Le ministre colombien de la défense convoqué pour le massacre de Putumayo

Les communautés accusent l’armée d’avoir tué 11 paysans lors d’un raid militaire à Putumayo le 28 mars.

Les législateurs colombiens ont exigé ce mercredi, lors d’un débat de contrôle politique, que le ministre de la Défense, Diego Molano, réponde d’un cas de faux positifs survenu lors d’un raid de l’armée nationale le 28 mars dernier dans une zone rurale de Puerto Leguízamo, département du Putumayo (sud).

Des sénateurs et des représentants de divers partis, dont Comunes et Alianza Verde, ont déposé la demande d’audience, qui n’a pas encore été fixée, pour que Molano rende compte de l’opération militaire au cours de laquelle 11 personnes ont été tuées.

Les organisations de défense des droits de l’homme et les communautés paysannes de la région, en particulier dans le village d’Alto Remanso (où les événements ont eu lieu), soulignent que les personnes tuées étaient des civils qui participaient à un bazar et non des membres de groupes armés illégaux, comme l’ont affirmé l’armée, Molano et le président Iván Duque lui-même.

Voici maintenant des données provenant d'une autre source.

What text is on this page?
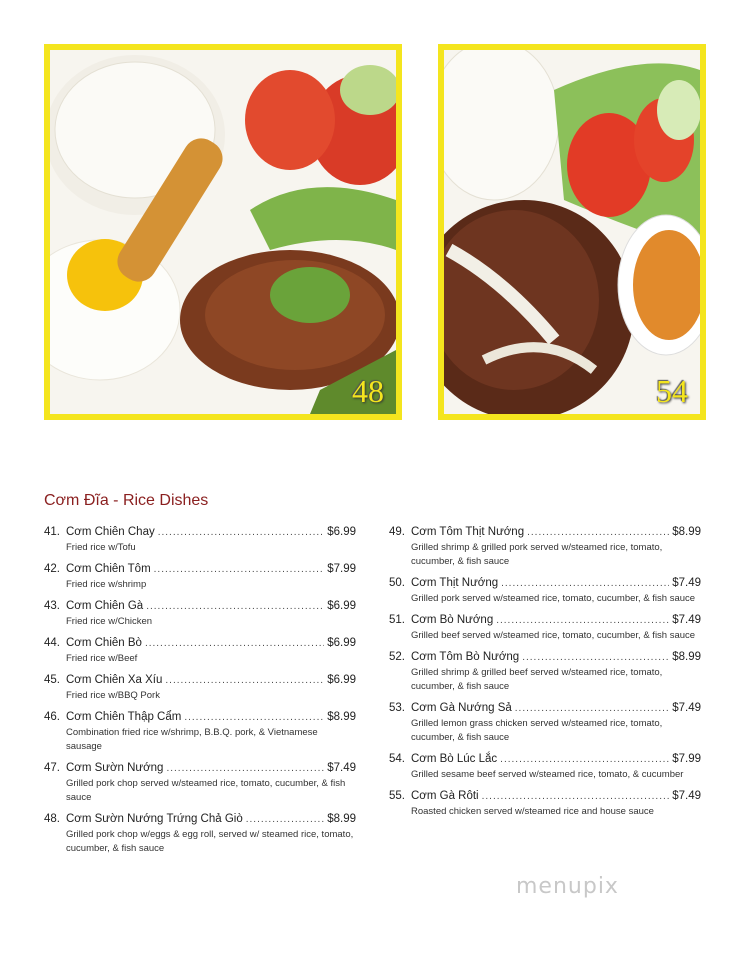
48	54
Cơm Đĩa - Rice Dishes
41. Cơm Chiên Chay .....	$6.99
Fried rice w/Tofu
42. Cơm Chiên Tôm .....	$7.99
Fried rice w/shrimp
43. Cơm Chiên Gà .....	$6.99
Fried rice w/Chicken
44. Cơm Chiên Bò .....	$6.99
Fried rice w/Beef
45. Cơm Chiên Xa Xíu .....	$6.99
Fried rice w/BBQ Pork
46. Cơm Chiên Thập Cẩm .....	$8.99
Combination fried rice w/shrimp, B.B.Q. pork, & Vietnamese sausage
47. Cơm Sườn Nướng .....	$7.49
Grilled pork chop served w/steamed rice, tomato, cucumber, & fish sauce
48. Cơm Sườn Nướng Trứng Chả Giò .....	$8.99
Grilled pork chop w/eggs & egg roll, served w/ steamed rice, tomato, cucumber, & fish sauce
49. Cơm Tôm Thịt Nướng .....	$8.99
Grilled shrimp & grilled pork served w/steamed rice, tomato, cucumber, & fish sauce
50. Cơm Thịt Nướng .....	$7.49
Grilled pork served w/steamed rice, tomato, cucumber, & fish sauce
51. Cơm Bò Nướng .....	$7.49
Grilled beef served w/steamed rice, tomato, cucumber, & fish sauce
52. Cơm Tôm Bò Nướng .....	$8.99
Grilled shrimp & grilled beef served w/steamed rice, tomato, cucumber, & fish sauce
53. Cơm Gà Nướng Sả .....	$7.49
Grilled lemon grass chicken served w/steamed rice, tomato, cucumber, & fish sauce
54. Cơm Bò Lúc Lắc .....	$7.99
Grilled sesame beef served w/steamed rice, tomato, & cucumber
55. Cơm Gà Rôti .....	$7.49
Roasted chicken served w/steamed rice and house sauce
menupix
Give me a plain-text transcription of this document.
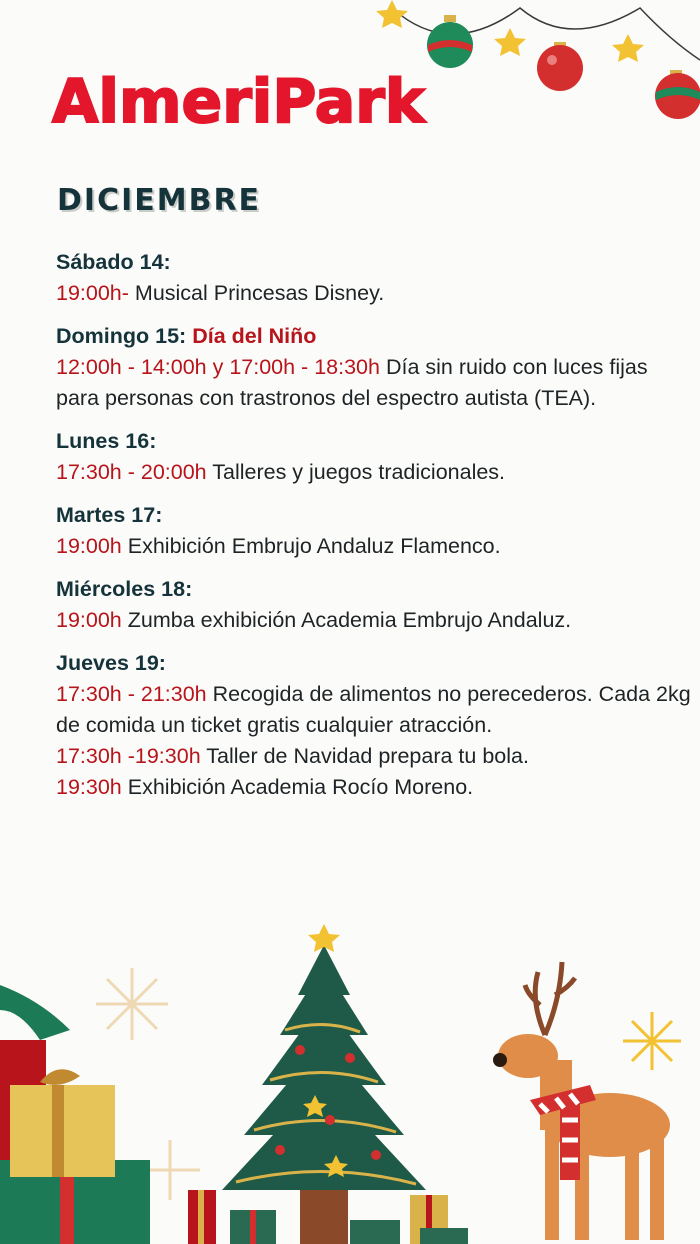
AlmeriPark
DICIEMBRE
Sábado 14:
19:00h- Musical Princesas Disney.
Domingo 15: Día del Niño
12:00h - 14:00h y 17:00h - 18:30h Día sin ruido con luces fijas para personas con trastronos del espectro autista (TEA).
Lunes 16:
17:30h - 20:00h Talleres y juegos tradicionales.
Martes 17:
19:00h Exhibición Embrujo Andaluz Flamenco.
Miércoles 18:
19:00h Zumba exhibición Academia Embrujo Andaluz.
Jueves 19:
17:30h - 21:30h Recogida de alimentos no perecederos. Cada 2kg de comida un ticket gratis cualquier atracción.
17:30h -19:30h Taller de Navidad prepara tu bola.
19:30h Exhibición Academia Rocío Moreno.
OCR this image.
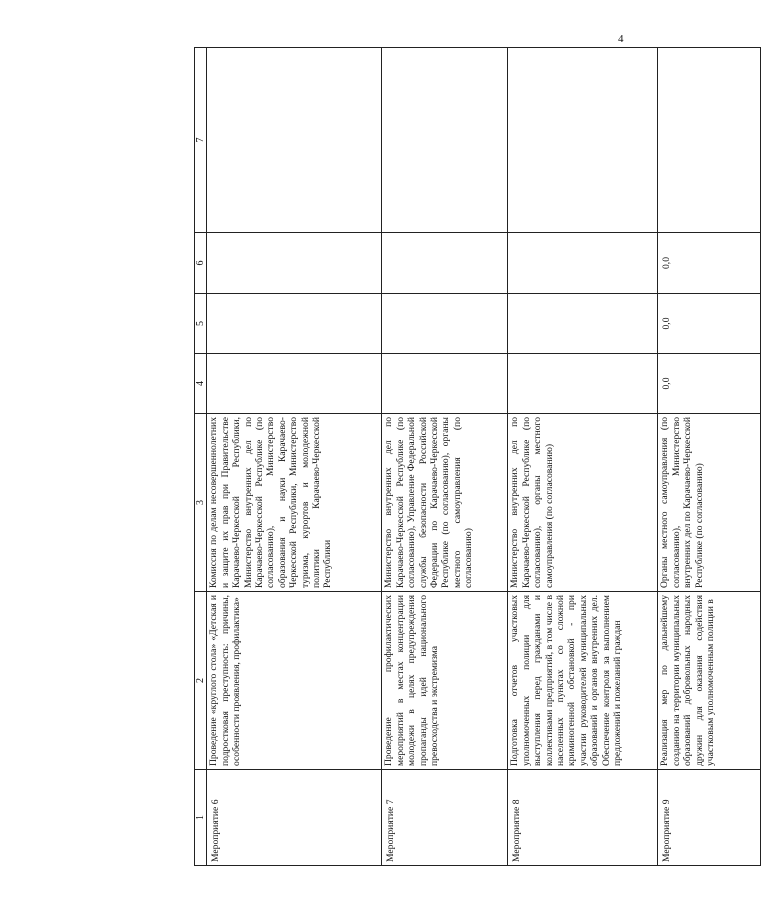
4
1	2	3	4	5	6	7
Мероприятие 6	Проведение «круглого стола» «Детская и подростковая преступность: причины, особенности проявления, профилактика»	Комиссия по делам несовершеннолетних и защите их прав при Правительстве Карачаево-Черкесской Республики, Министерство внутренних дел по Карачаево-Черкесской Республике (по согласованию), Министерство образования и науки Карачаево-Черкесской Республики, Министерство туризма, курортов и молодежной политики Карачаево-Черкесской Республики				
Мероприятие 7	Проведение профилактических мероприятий в местах концентрации молодежи в целях предупреждения пропаганды идей национального превосходства и экстремизма	Министерство внутренних дел по Карачаево-Черкесской Республике (по согласованию), Управление Федеральной службы безопасности Российской Федерации по Карачаево-Черкесской Республике (по согласованию), органы местного самоуправления (по согласованию)				
Мероприятие 8	Подготовка отчетов участковых уполномоченных полиции для выступления перед гражданами и коллективами предприятий, в том числе в населенных пунктах со сложной криминогенной обстановкой - при участии руководителей муниципальных образований и органов внутренних дел. Обеспечение контроля за выполнением предложений и пожеланий граждан	Министерство внутренних дел по Карачаево-Черкесской Республике (по согласованию), органы местного самоуправления (по согласованию)				
Мероприятие 9	Реализация мер по дальнейшему созданию на территории муниципальных образований добровольных народных дружин для оказания содействия участковым уполномоченным полиции в	Органы местного самоуправления (по согласованию), Министерство внутренних дел по Карачаево-Черкесской Республике (по согласованию)	0,0	0,0	0,0	
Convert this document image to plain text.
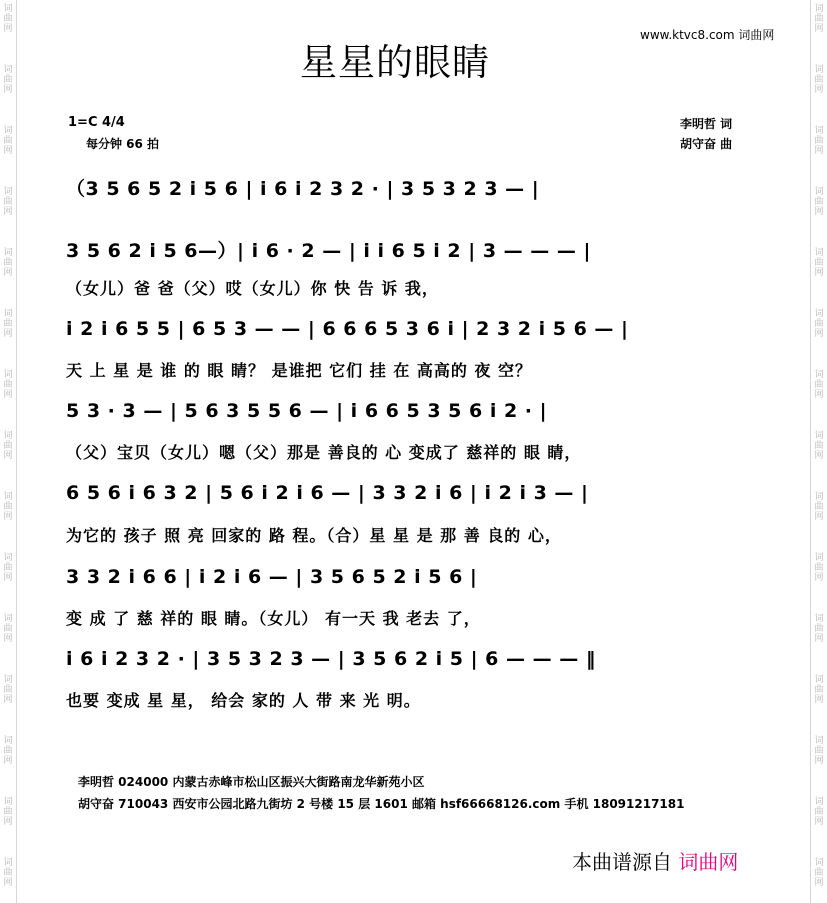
词
曲
网
词
曲
网
词
曲
网
词
曲
网
词
曲
网
词
曲
网
词
曲
网
词
曲
网
词
曲
网
词
曲
网
词
曲
网
词
曲
网
词
曲
网
词
曲
网
词
曲
网
词
曲
网
词
曲
网
词
曲
网
词
曲
网
词
曲
网
词
曲
网
词
曲
网
词
曲
网
词
曲
网
词
曲
网
词
曲
网
词
曲
网
词
曲
网
词
曲
网
词
曲
网
www.ktvc8.com 词曲网
星星的眼睛
1=C 4/4
每分钟 66 拍
李明哲 词
胡守奋 曲
（3 5 6 5 2 i 5 6 | i 6 i 2 3 2 · | 3 5 3 2 3 — |
3 5 6 2 i 5 6—）| i 6 · 2 — | i i 6 5 i 2 | 3 — — — |
（女儿）爸 爸（父）哎（女儿）你 快 告 诉 我，
i 2 i 6 5 5 | 6 5 3 — — | 6 6 6 5 3 6 i | 2 3 2 i 5 6 — |
天 上 星 是 谁 的 眼 睛？ 是谁把 它们 挂 在 高高的 夜 空？
5 3 · 3 — | 5 6 3 5 5 6 — | i 6 6 5 3 5 6 i 2 · |
（父）宝贝（女儿）嗯（父）那是 善良的 心 变成了 慈祥的 眼 睛，
6 5 6 i 6 3 2 | 5 6 i 2 i 6 — | 3 3 2 i 6 | i 2 i 3 — |
为它的 孩子 照 亮 回家的 路 程。（合）星 星 是 那 善 良的 心，
3 3 2 i 6 6 | i 2 i 6 — | 3 5 6 5 2 i 5 6 |
变 成 了 慈 祥的 眼 睛。（女儿） 有一天 我 老去 了，
i 6 i 2 3 2 · | 3 5 3 2 3 — | 3 5 6 2 i 5 | 6 — — — ‖
也要 变成 星 星， 给会 家的 人 带 来 光 明。
李明哲 024000 内蒙古赤峰市松山区振兴大街路南龙华新苑小区
胡守奋 710043 西安市公园北路九街坊 2 号楼 15 层 1601 邮箱 hsf66668126.com 手机 18091217181
本曲谱源自 词曲网
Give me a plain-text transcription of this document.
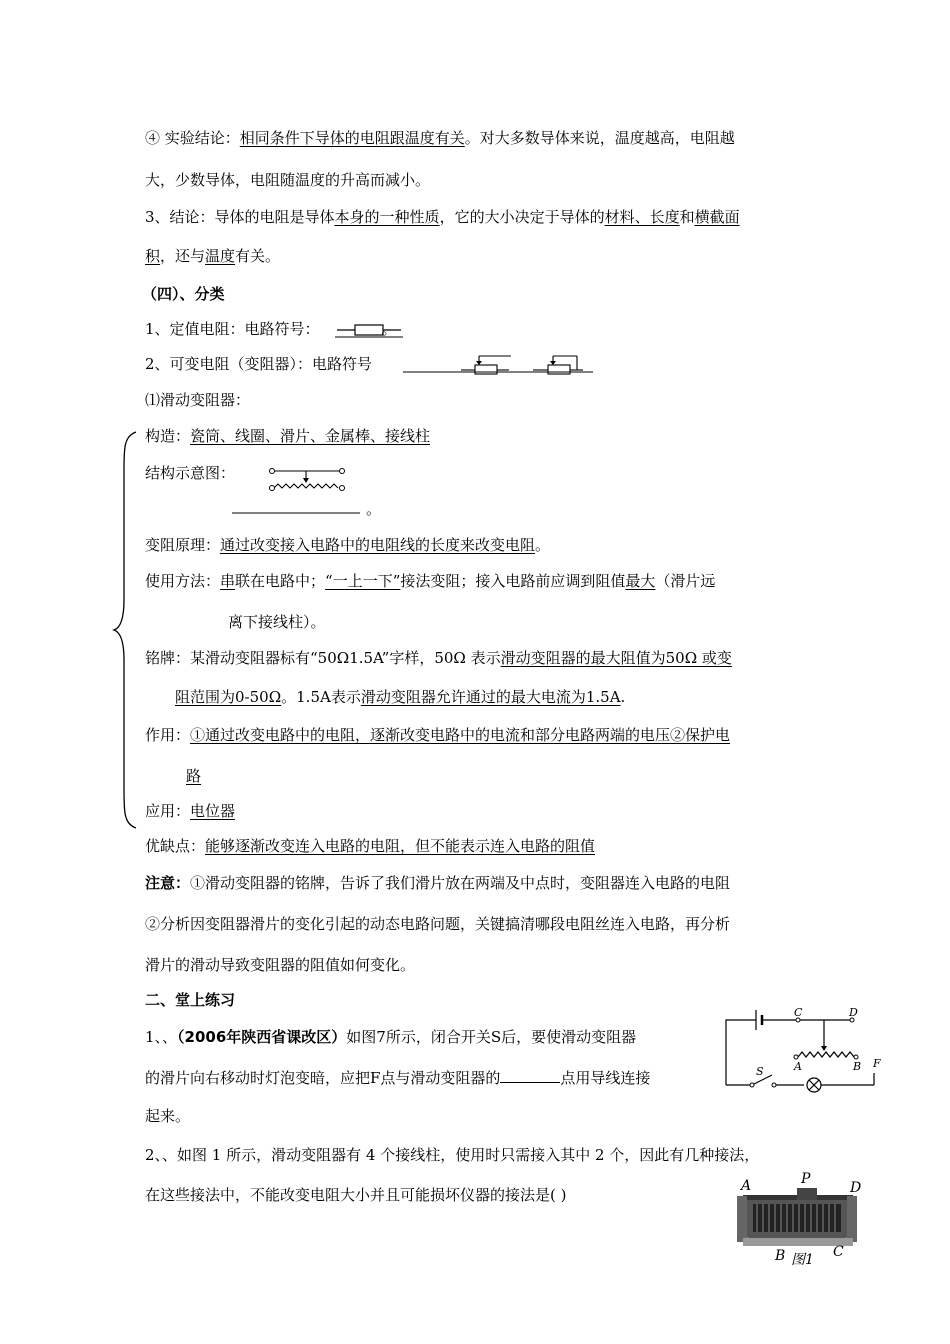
④ 实验结论：相同条件下导体的电阻跟温度有关。对大多数导体来说，温度越高，电阻越
大，少数导体，电阻随温度的升高而减小。
3、结论：导体的电阻是导体本身的一种性质，它的大小决定于导体的材料、长度和横截面
积，还与温度有关。
（四）、分类
1、定值电阻：电路符号：	。
2、可变电阻（变阻器）：电路符号
⑴滑动变阻器：
构造：瓷筒、线圈、滑片、金属棒、接线柱
结构示意图：
。
变阻原理：通过改变接入电路中的电阻线的长度来改变电阻。
使用方法：串联在电路中；“一上一下”接法变阻；接入电路前应调到阻值最大（滑片远
离下接线柱）。
铭牌：某滑动变阻器标有“50Ω1.5A”字样，50Ω 表示滑动变阻器的最大阻值为50Ω 或变
阻范围为0-50Ω。1.5A表示滑动变阻器允许通过的最大电流为1.5A.
作用：①通过改变电路中的电阻，逐渐改变电路中的电流和部分电路两端的电压②保护电
路
应用：电位器
优缺点：能够逐渐改变连入电路的电阻，但不能表示连入电路的阻值
注意：①滑动变阻器的铭牌，告诉了我们滑片放在两端及中点时，变阻器连入电路的电阻
②分析因变阻器滑片的变化引起的动态电路问题，关键搞清哪段电阻丝连入电路，再分析
滑片的滑动导致变阻器的阻值如何变化。
二、堂上练习
1、、（2006年陕西省课改区）如图7所示，闭合开关S后，要使滑动变阻器
的滑片向右移动时灯泡变暗，应把F点与滑动变阻器的	点用导线连接
起来。
C	D
A	B
S
F
2、、如图 1 所示，滑动变阻器有 4 个接线柱，使用时只需接入其中 2 个，因此有几种接法，
在这些接法中，不能改变电阻大小并且可能损坏仪器的接法是( )	A	P
D
B	C
图1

Selon les rapports de presse et les témoignages des habitants de la région, parmi les morts figurent le président de la Junta de Acción Comunal locale, deux autochtones et un mineur.

Le bureau de l’Ombudsman a confirmé que parmi les victimes se trouvaient le leader social susmentionné (Didier Hernández Rojas), sa femme (Ana María Sarria Barrera) et un adolescent de 16 ans (Brayan Santiago Pama).

En outre, parmi les personnes décédées déjà identifiées, l’un des deux autochtones, Pablo Panduro Coquinche, était le gouverneur du Cabildo Kwicha.

Parmi les autres, un habitant du secteur, Óscar Olivo Yela, et une personne en cours de réincorporation, Jhon Jairo Silva Mutumbajoy.

Parmi les législateurs qui ont déposé la pétition pour le contrôle politique figurent Angélica Lozano, Antonio Sanguino, Luis Alberto Albán et Carlos Ardilla.

Selon les médias, le commandant de l’armée nationale, le général Eduardo Zapateiro, et la directrice de l’Institut colombien du bien-être familial (ICBF), Lina María Arbeláez, ont également été convoqués au débat sur le contrôle politique.

Le bureau du procureur dément les versions des arrestations.
Jeudi, le bureau du procureur général de Colombie a assuré, dans un communiqué, qu’il n’y avait eu aucune arrestation au cours de l’opération militaire dans le Putumayo.

Auparavant, les médias avaient rapporté que quatre personnes, soupçonnées d’être membres des Forces armées révolutionnaires de Colombie-Armée du peuple (FARC-EP) et capturées le 28 mars, avaient été libérées après qu’aucune preuve n’ait été trouvée pour les maintenir en prison.

Le bureau du procureur général a déclaré que l’armée “n’a pas signalé d’arrestations et n’a pas fourni les documents qui étayent une procédure de ce type”.

Elle a ajouté qu’elle ne connaissait que trois blessés qui ont reçu des soins médicaux dans la municipalité de Puerto Asís (Putumayo) et un mineur qui a été remis à l’ICBF.